Stop Selling. Value-Based Marketing Will Win.
- The Digital Perch
- May 20
- 2 min read
I saw a post about value-based marketing from Gary Vaynerchuk on LinkedIn and it's worth sharing.

"Whoever provides the most value always wins." -Gary V.
Even 15 years ago — at the very start of my marketing journey, long before "value-based content" became the cornerstone of search engine and social media algorithm performance — I believed this to be true.
Back in the early 2010s, I had a personal blog (just for fun) where I wrote about everything under the sun: unique Halloween costumes, travel packing tips, cooking hacks, budgeting strategies, devotionals — you name it. There was no SEO strategy, no optimization, no monetization, no social promotion. I simply wanted to help people by sharing things that had helped me. I wanted to make life easier, more joyful, or just a little brighter for someone else. That blog still reached hundreds of thousands of views back then—without a single marketing trick — because the content was created with one goal: to bring value.
That belief is still at the heart of what I do today.
Marketing, at its best, isn’t about selling — it’s about helping. Yes, it drives business growth and helps sell products/services. But it also introduces people to products, services, and ideas that genuinely improve their lives. Done right, marketing enriches both sides of the exchange.
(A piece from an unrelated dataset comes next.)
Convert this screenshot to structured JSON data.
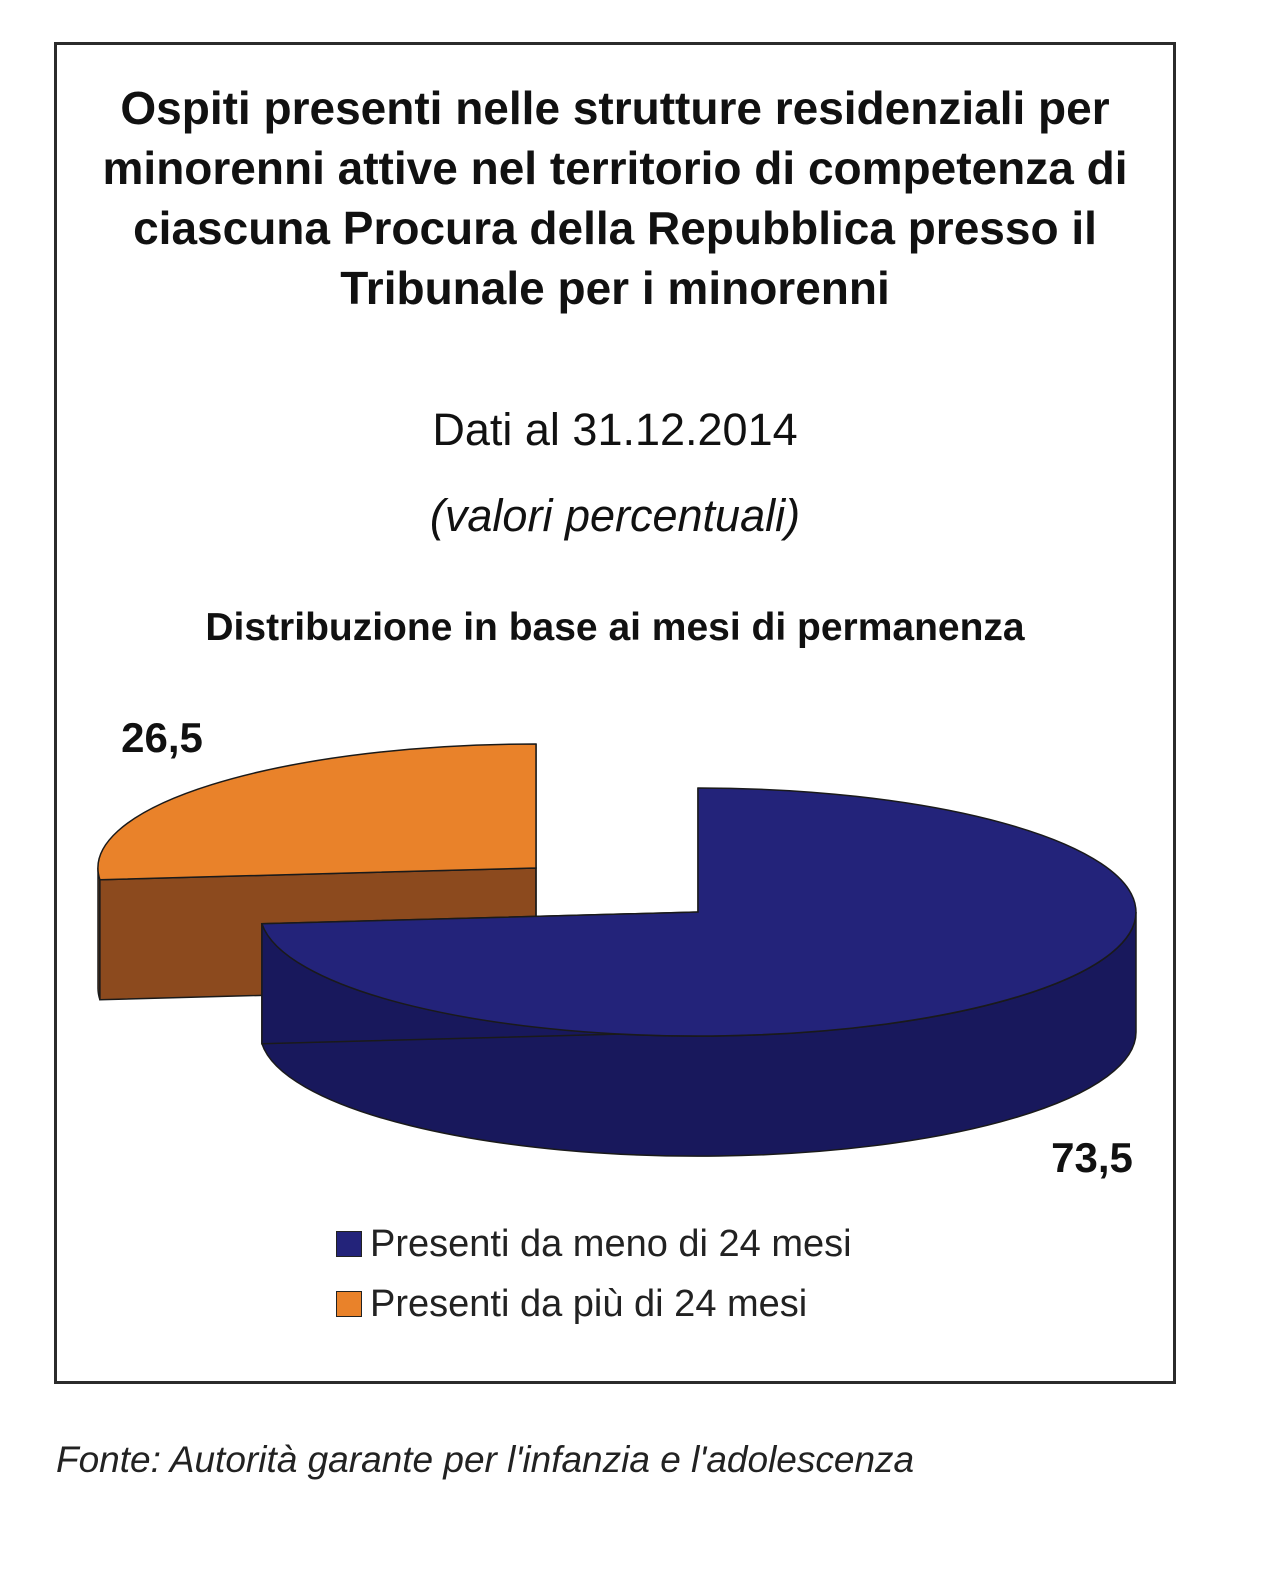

I’ve always believed that when you lead with value, the results will follow. It’s why the most respected voices in any industry — especially marketing — are the ones giving away valuable advice, sometimes freely and generously.
Because when you consistently show up to serve, it often comes back full circle.
The truth is, most people could learn marketing on their own. The tools and information are out there. But running a business is demanding, and few owners have the time to wade through countless hours of tutorials, test strategies, and continually adapt to what works. That’s where marketing professionals come in — not to gatekeep knowledge, but to apply it efficiently and effectively so business owners can focus on what they do best.
At the end of the day, I believe marketing should always start with "How can we help?"
When that’s your foundation for your business, everything else builds itself.